安烈看到阮舒雅指着那家店,打趣的說:“你确定現在去拍照?要知道再過不久我們就要拍婚紗照的,你确定現在再去折騰拍情侶照?”
阮舒雅一聽也是這麽回事,而且,在影棚裏擺拍也沒什麽意思還不如出去玩的時候兩個人多拍些生活照呢。
不過提到拍照,安烈倒是想起了一個地方,就開車往郊區開去。
車子開進了一個莊園,從外面看整個莊園沒有什麽特殊的地方,但是進了大門之後就能看到,沿途都是大片大片的花田。
阮舒雅從沒見過規模這麽大的花田,花田被分成很多塊,每塊都種着不一樣的花,什麽顔色的都有,裏面甚至還有一個超級大的池塘,看樣子是用來種荷花的。
阮舒雅驚歎的看着周圍的一切,安烈看到她驚喜的樣子也十分開心。
“這是什麽地方啊,怎麽這麽多花,真是太漂亮了!我第一次見到這麽多的花。”阮舒雅已經高興的不知所以。
要不是安烈拽着她說不定現在已經沖進那篇花海之中了。
“這個莊園是專門種植花木的,前段時間我布置别墅的時候發現這裏的,不治理的花木也是從這裏弄過去。而且我還跟他們簽了長期的供貨協議,以後他們會每個季度去别墅一次更換花木,每周也會有一次到兩次的花卉維護,保證别墅所有都健康成活。”
安烈看到這些鮮豔的花也十分開心,花的清香讓人十分的舒心和放松。阮舒雅想沖進花海置身其中。
這時,一輛小翻鬥車開過來,看到安烈就停了下來。一個年紀頗大的老人從車上下來。
“安先生,您怎麽來了,是别墅的花木有什麽問題嗎?”老人關切的問。
“不是的,我帶我未婚妻來你這裏看看花海,别墅裏的花你們照看的很好。”安烈很客氣的說。
老人聽到不是花木出了問題,頓時表情輕松了很多。這位老人是莊園的主人,大叫都叫他花伯,不是因爲他姓花,而是他一輩子跟花木爲伍,幾個孩子也是這樣,而老人對花木比對他幾個孩子都上心,所以時間長了大家都叫他花伯。
花伯告訴兩個人在花田的後面還有一件餐廳,是他女兒開的,裏面所有的食材都是莊園自産自銷的無公害食品,要是兩個人要留下來用餐的話,就先過去預定一下位置,餐廳不大,幾乎每天都爆滿的。
聽到花伯的話,兩個人就先到餐廳來預訂了一張靠窗的餐桌,然後手牽手想着花海走去。
他們來的正是花期最好的時候,花香撩人,看到這麽多被打理的這麽好的花,阮舒雅迫不及待跑進去拍照。

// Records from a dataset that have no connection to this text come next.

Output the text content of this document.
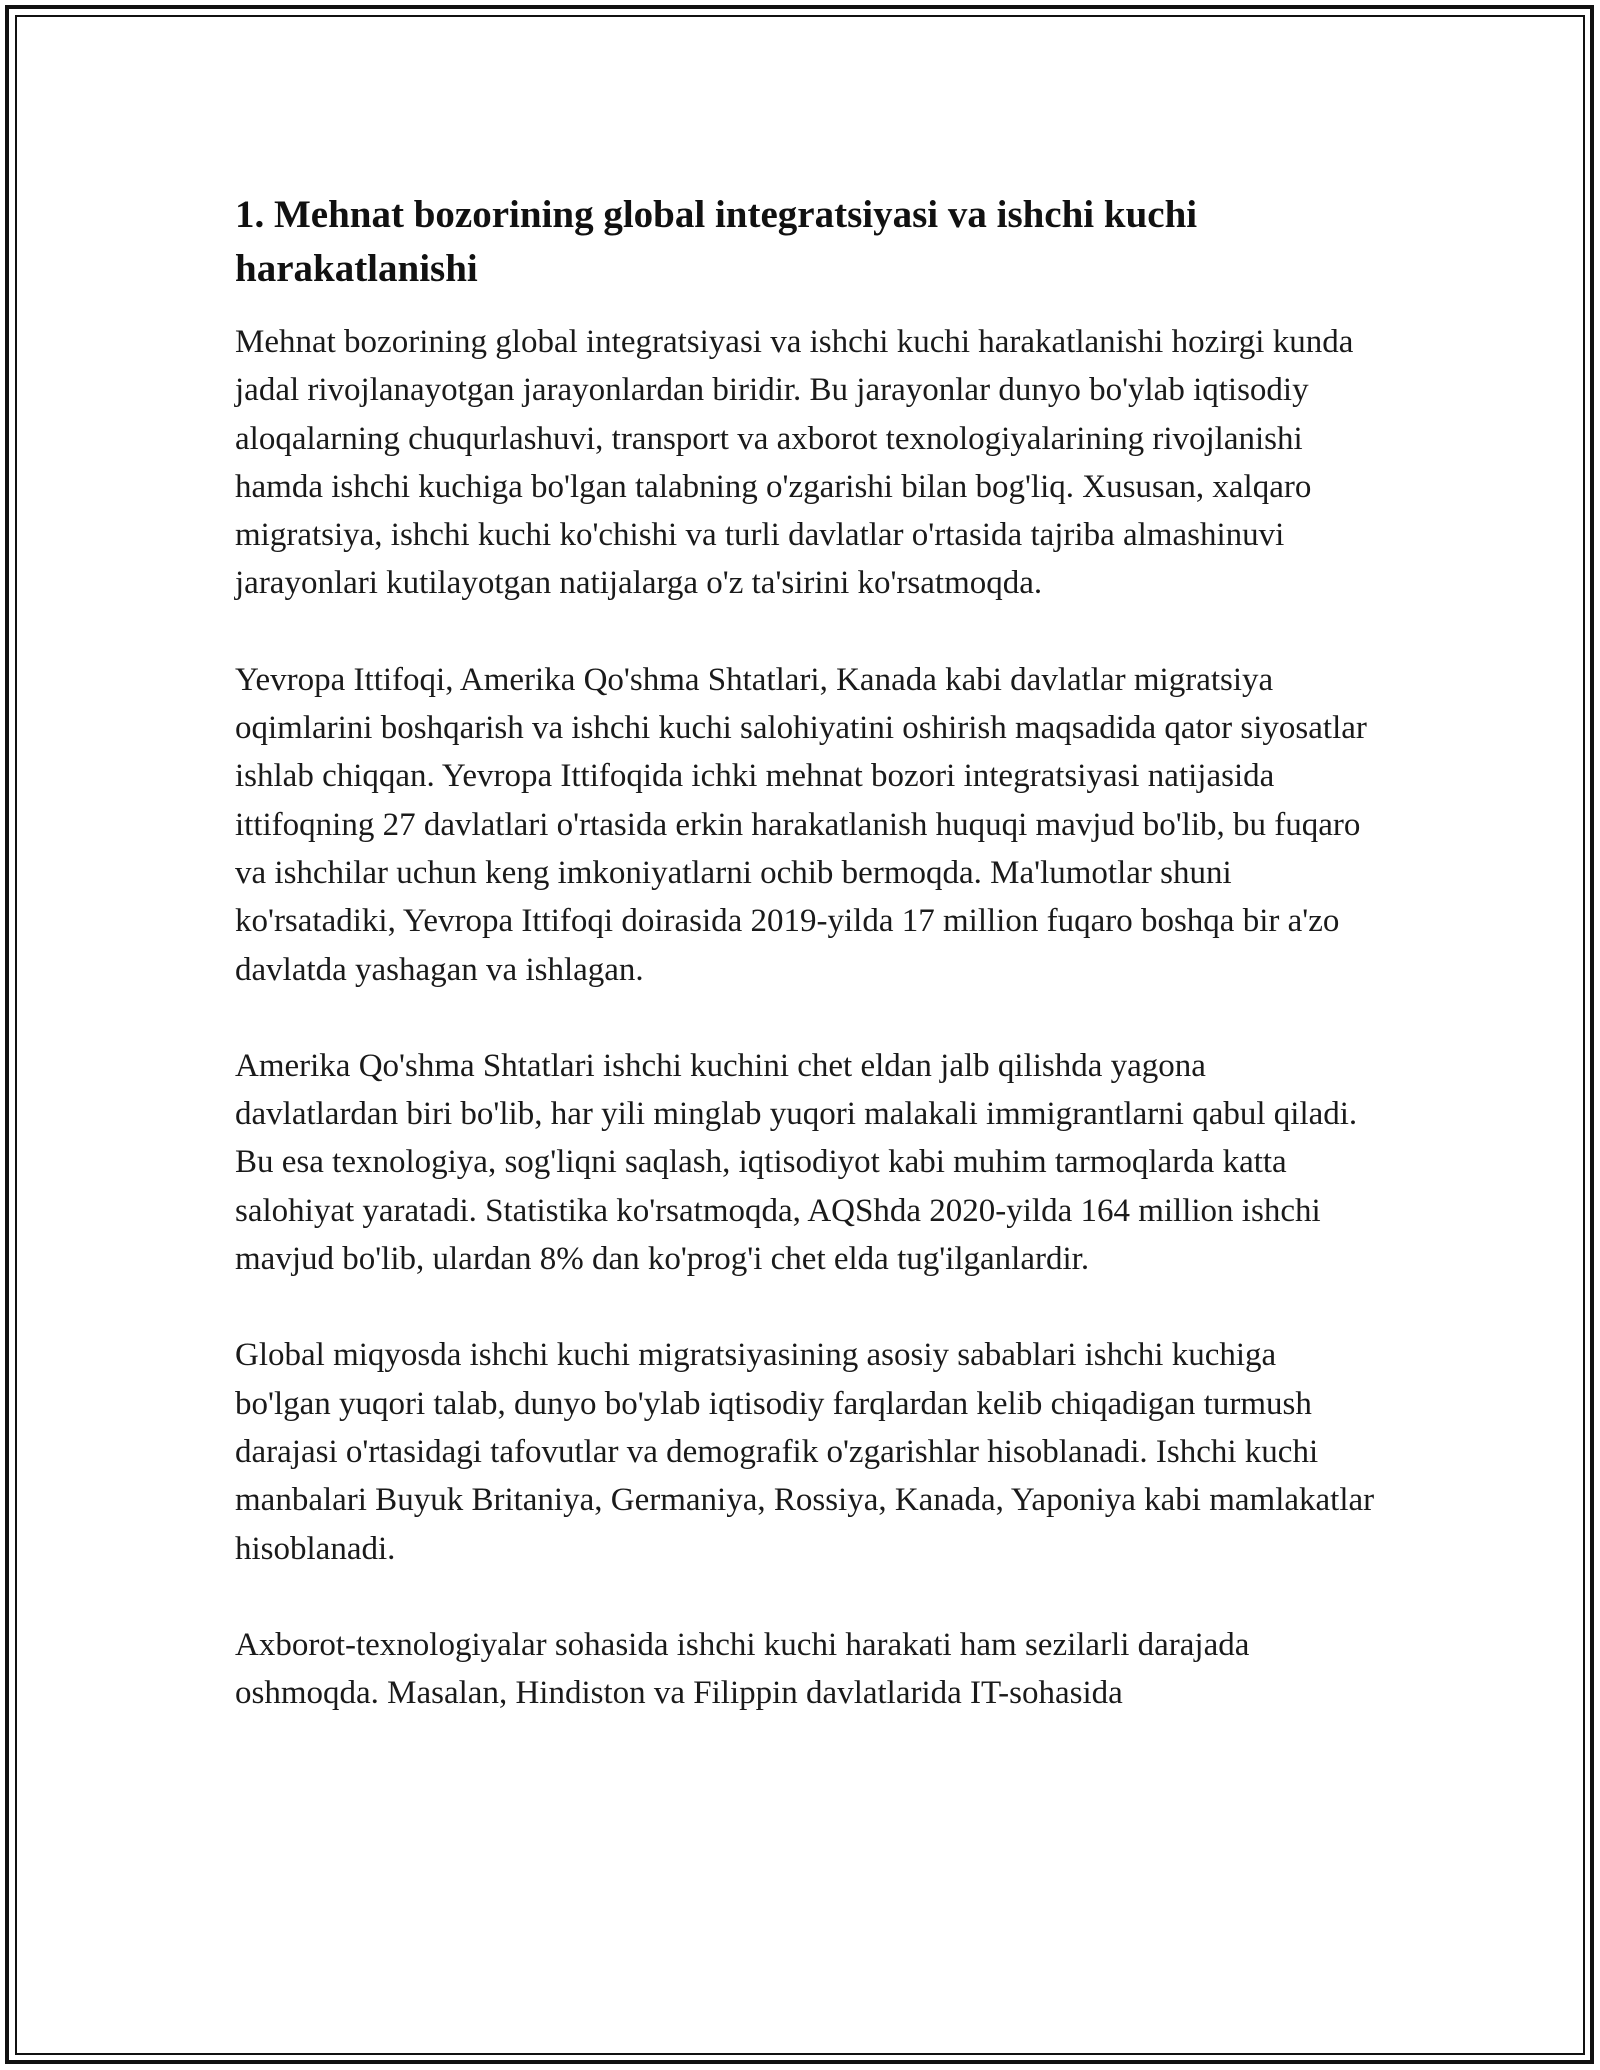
1. Mehnat bozorining global integratsiyasi va ishchi kuchi harakatlanishi

Mehnat bozorining global integratsiyasi va ishchi kuchi harakatlanishi hozirgi kunda jadal rivojlanayotgan jarayonlardan biridir. Bu jarayonlar dunyo bo'ylab iqtisodiy aloqalarning chuqurlashuvi, transport va axborot texnologiyalarining rivojlanishi hamda ishchi kuchiga bo'lgan talabning o'zgarishi bilan bog'liq. Xususan, xalqaro migratsiya, ishchi kuchi ko'chishi va turli davlatlar o'rtasida tajriba almashinuvi jarayonlari kutilayotgan natijalarga o'z ta'sirini ko'rsatmoqda.

Yevropa Ittifoqi, Amerika Qo'shma Shtatlari, Kanada kabi davlatlar migratsiya oqimlarini boshqarish va ishchi kuchi salohiyatini oshirish maqsadida qator siyosatlar ishlab chiqqan. Yevropa Ittifoqida ichki mehnat bozori integratsiyasi natijasida ittifoqning 27 davlatlari o'rtasida erkin harakatlanish huquqi mavjud bo'lib, bu fuqaro va ishchilar uchun keng imkoniyatlarni ochib bermoqda. Ma'lumotlar shuni ko'rsatadiki, Yevropa Ittifoqi doirasida 2019-yilda 17 million fuqaro boshqa bir a'zo davlatda yashagan va ishlagan.

Amerika Qo'shma Shtatlari ishchi kuchini chet eldan jalb qilishda yagona davlatlardan biri bo'lib, har yili minglab yuqori malakali immigrantlarni qabul qiladi. Bu esa texnologiya, sog'liqni saqlash, iqtisodiyot kabi muhim tarmoqlarda katta salohiyat yaratadi. Statistika ko'rsatmoqda, AQShda 2020-yilda 164 million ishchi mavjud bo'lib, ulardan 8% dan ko'prog'i chet elda tug'ilganlardir.

Global miqyosda ishchi kuchi migratsiyasining asosiy sabablari ishchi kuchiga bo'lgan yuqori talab, dunyo bo'ylab iqtisodiy farqlardan kelib chiqadigan turmush darajasi o'rtasidagi tafovutlar va demografik o'zgarishlar hisoblanadi. Ishchi kuchi manbalari Buyuk Britaniya, Germaniya, Rossiya, Kanada, Yaponiya kabi mamlakatlar hisoblanadi.

Axborot-texnologiyalar sohasida ishchi kuchi harakati ham sezilarli darajada oshmoqda. Masalan, Hindiston va Filippin davlatlarida IT-sohasida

不過這也正合了阮舒雅的心意,剛才還念叨着兩個人連張像樣的合照都沒有,現在在這麽美的花海中,不多拍一些,簡直是浪費了這景色。
平時讨厭拍照的安烈也是很配合的跟阮舒雅一起擺各種姿勢和造型,還用不同的顔色和種類的花擺了造型是愛,給阮舒雅拍照。
等阮舒雅玩累了,已經是幾個小時之後的事情了,兩個人經過一番折騰,拖着疲憊的身子,慢慢走向餐廳。
兩人坐下,花伯的女兒就開始準備兩人的晚餐,花伯的女兒是學藝術插花的,當時選擇插花的時候也是因爲家裏有這麽大的花海,而且自己學會插花後也可以給家裏多添一項生意。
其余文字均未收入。